Who, then, is not our brother? All Christians? Only Adventists? Is the Jew? the Muslim? How is "believer" defined?

Elaine Nelson
2011-05-17 11:56 AM

If God can call all of us his children, wouldn't that make all of us brothers and sisters? Excluding those who are not "believers" as not our brothers and sisters leads to an exclusivity which is abhorent. Why try to "convert" people into Christianity if they are not our brothers until their conversion? Can they only be our brothers when they are converted to our form of Christianity?

Who, then, is not our brother? All Christians? Only Adventists? Is the Jew? the Muslim? How is "believer" defined?

Pat Travis
2011-05-17 12:21 PM

A believer in Christ for salvation is just that Elaine...that is what makes one a Christian and it does not have denominational barriers. Jews, Muslims, Buddhist, Hindu's are not our "brothers and sisters" in Christ. That seems self explanatory and a no brainer.:>)

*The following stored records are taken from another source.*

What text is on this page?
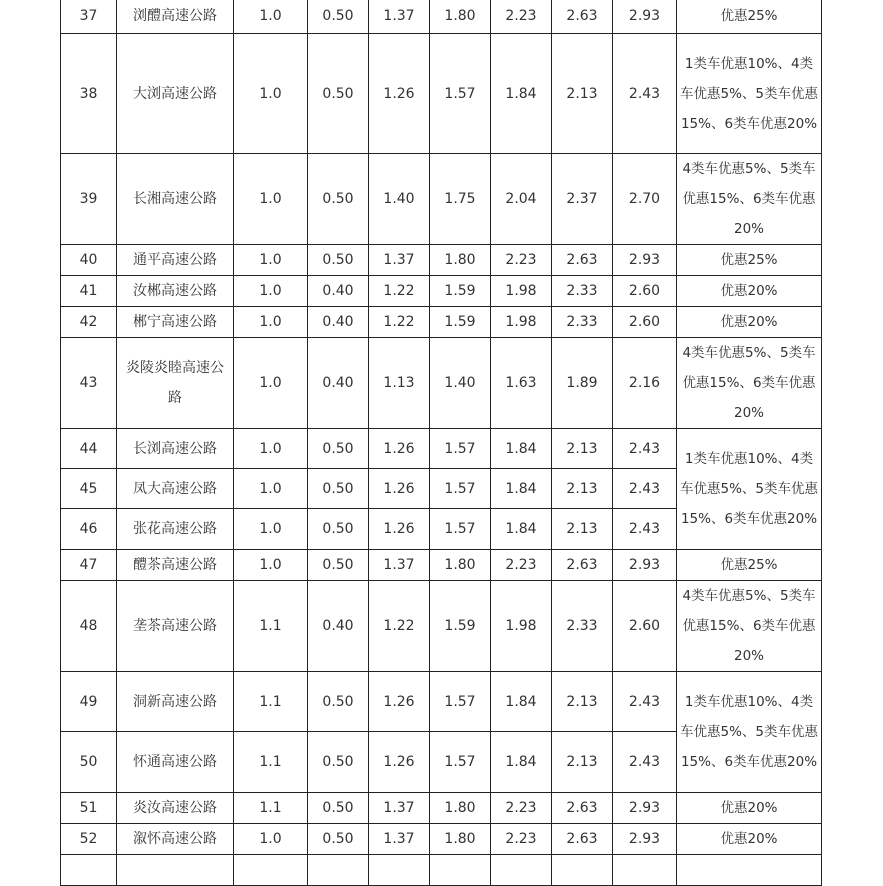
37	浏醴高速公路	1.0	0.50	1.37	1.80	2.23	2.63	2.93	优惠25%
38	大浏高速公路	1.0	0.50	1.26	1.57	1.84	2.13	2.43	1类车优惠10%、4类车优惠5%、5类车优惠15%、6类车优惠20%
39	长湘高速公路	1.0	0.50	1.40	1.75	2.04	2.37	2.70	4类车优惠5%、5类车优惠15%、6类车优惠20%
40	通平高速公路	1.0	0.50	1.37	1.80	2.23	2.63	2.93	优惠25%
41	汝郴高速公路	1.0	0.40	1.22	1.59	1.98	2.33	2.60	优惠20%
42	郴宁高速公路	1.0	0.40	1.22	1.59	1.98	2.33	2.60	优惠20%
43	炎陵炎睦高速公路	1.0	0.40	1.13	1.40	1.63	1.89	2.16	4类车优惠5%、5类车优惠15%、6类车优惠20%
44	长浏高速公路	1.0	0.50	1.26	1.57	1.84	2.13	2.43	1类车优惠10%、4类车优惠5%、5类车优惠15%、6类车优惠20%
45	凤大高速公路	1.0	0.50	1.26	1.57	1.84	2.13	2.43	
46	张花高速公路	1.0	0.50	1.26	1.57	1.84	2.13	2.43	
47	醴茶高速公路	1.0	0.50	1.37	1.80	2.23	2.63	2.93	优惠25%
48	垄茶高速公路	1.1	0.40	1.22	1.59	1.98	2.33	2.60	4类车优惠5%、5类车优惠15%、6类车优惠20%
49	洞新高速公路	1.1	0.50	1.26	1.57	1.84	2.13	2.43	1类车优惠10%、4类车优惠5%、5类车优惠15%、6类车优惠20%
50	怀通高速公路	1.1	0.50	1.26	1.57	1.84	2.13	2.43	
51	炎汝高速公路	1.1	0.50	1.37	1.80	2.23	2.63	2.93	优惠20%
52	溆怀高速公路	1.0	0.50	1.37	1.80	2.23	2.63	2.93	优惠20%
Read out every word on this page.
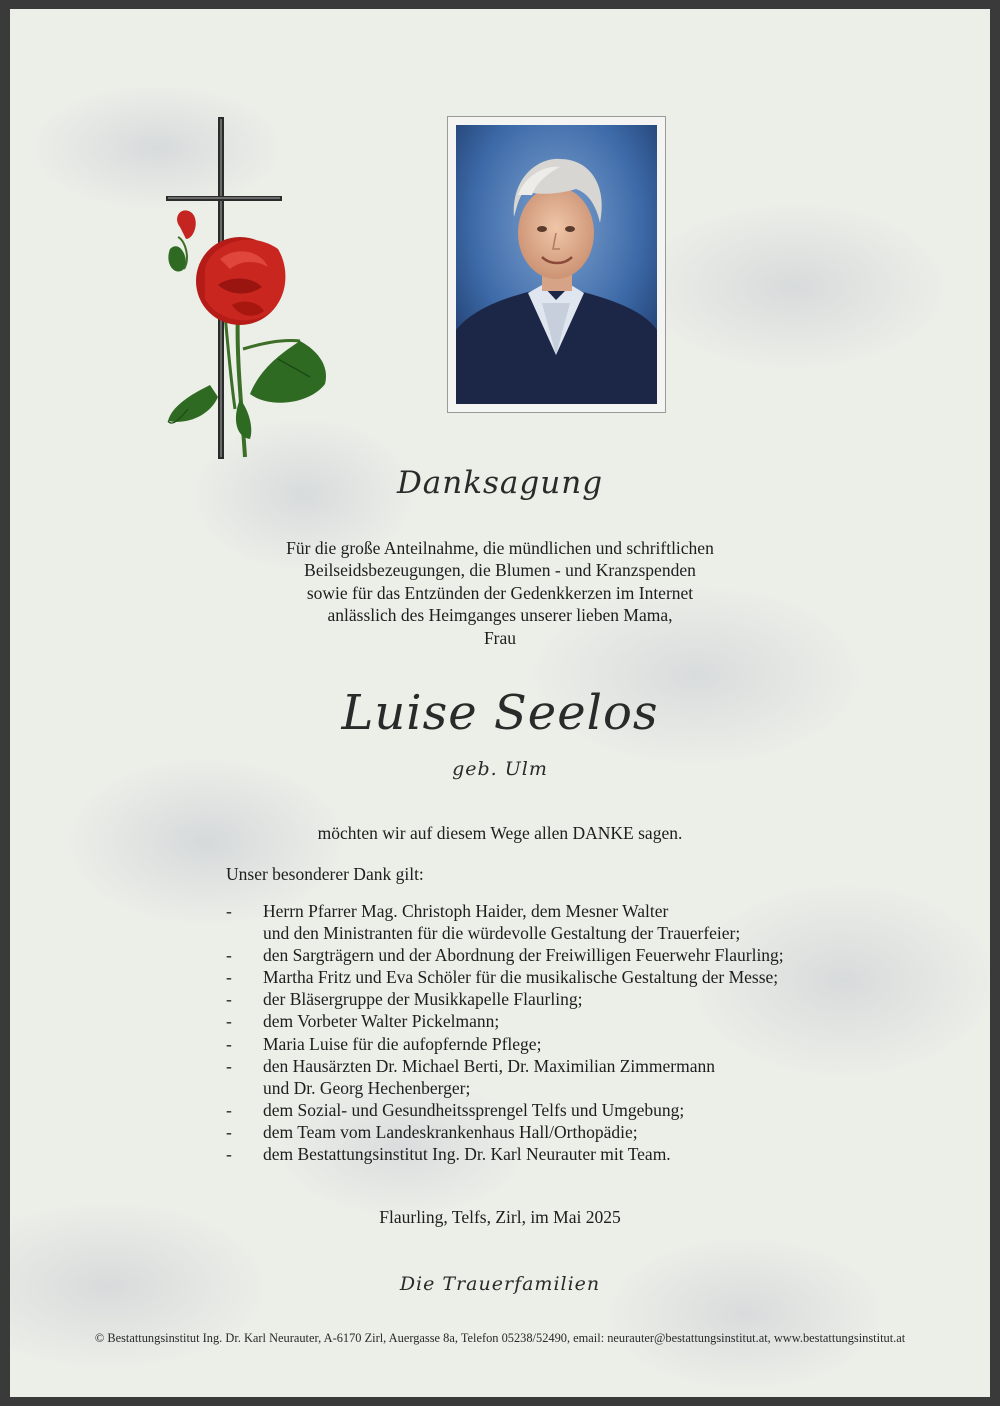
Danksagung
Für die große Anteilnahme, die mündlichen und schriftlichen
Beilseidsbezeugungen, die Blumen - und Kranzspenden
sowie für das Entzünden der Gedenkkerzen im Internet
anlässlich des Heimganges unserer lieben Mama,
Frau
Luise Seelos
geb. Ulm
möchten wir auf diesem Wege allen DANKE sagen.
Unser besonderer Dank gilt:
-	Herrn Pfarrer Mag. Christoph Haider, dem Mesner Walter
und den Ministranten für die würdevolle Gestaltung der Trauerfeier;
-	den Sargträgern und der Abordnung der Freiwilligen Feuerwehr Flaurling;
-	Martha Fritz und Eva Schöler für die musikalische Gestaltung der Messe;
-	der Bläsergruppe der Musikkapelle Flaurling;
-	dem Vorbeter Walter Pickelmann;
-	Maria Luise für die aufopfernde Pflege;
-	den Hausärzten Dr. Michael Berti, Dr. Maximilian Zimmermann
und Dr. Georg Hechenberger;
-	dem Sozial- und Gesundheitssprengel Telfs und Umgebung;
-	dem Team vom Landeskrankenhaus Hall/Orthopädie;
-	dem Bestattungsinstitut Ing. Dr. Karl Neurauter mit Team.
Flaurling, Telfs, Zirl, im Mai 2025
Die Trauerfamilien
© Bestattungsinstitut Ing. Dr. Karl Neurauter, A-6170 Zirl, Auergasse 8a, Telefon 05238/52490, email: neurauter@bestattungsinstitut.at, www.bestattungsinstitut.at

The Christian gospel offers salvation in Christ not as "one way" but the only door. If one chooses another way fine...but they are not our "brothers and sisters" as described by Christ and the NT.

I understand the "world's desire" for secular inclusivism. However "religious inclusivism for salvation" is not a NT or OT biblical option.

regards,pat

Elaine Nelson
2011-05-17 3:24 PM

Humans see the externals, but God sees the heart. It is He who will decide who are His children, and when there are millions in the kingdom who are not "believers" in Him, will the "believers" reject them whom God has chosen?

Pat Travis
2011-05-17 4:02 PM

Gal.4:4-7,Rom.9:8. The "promise" of children are to those not of the flesh but spiritually in Christ.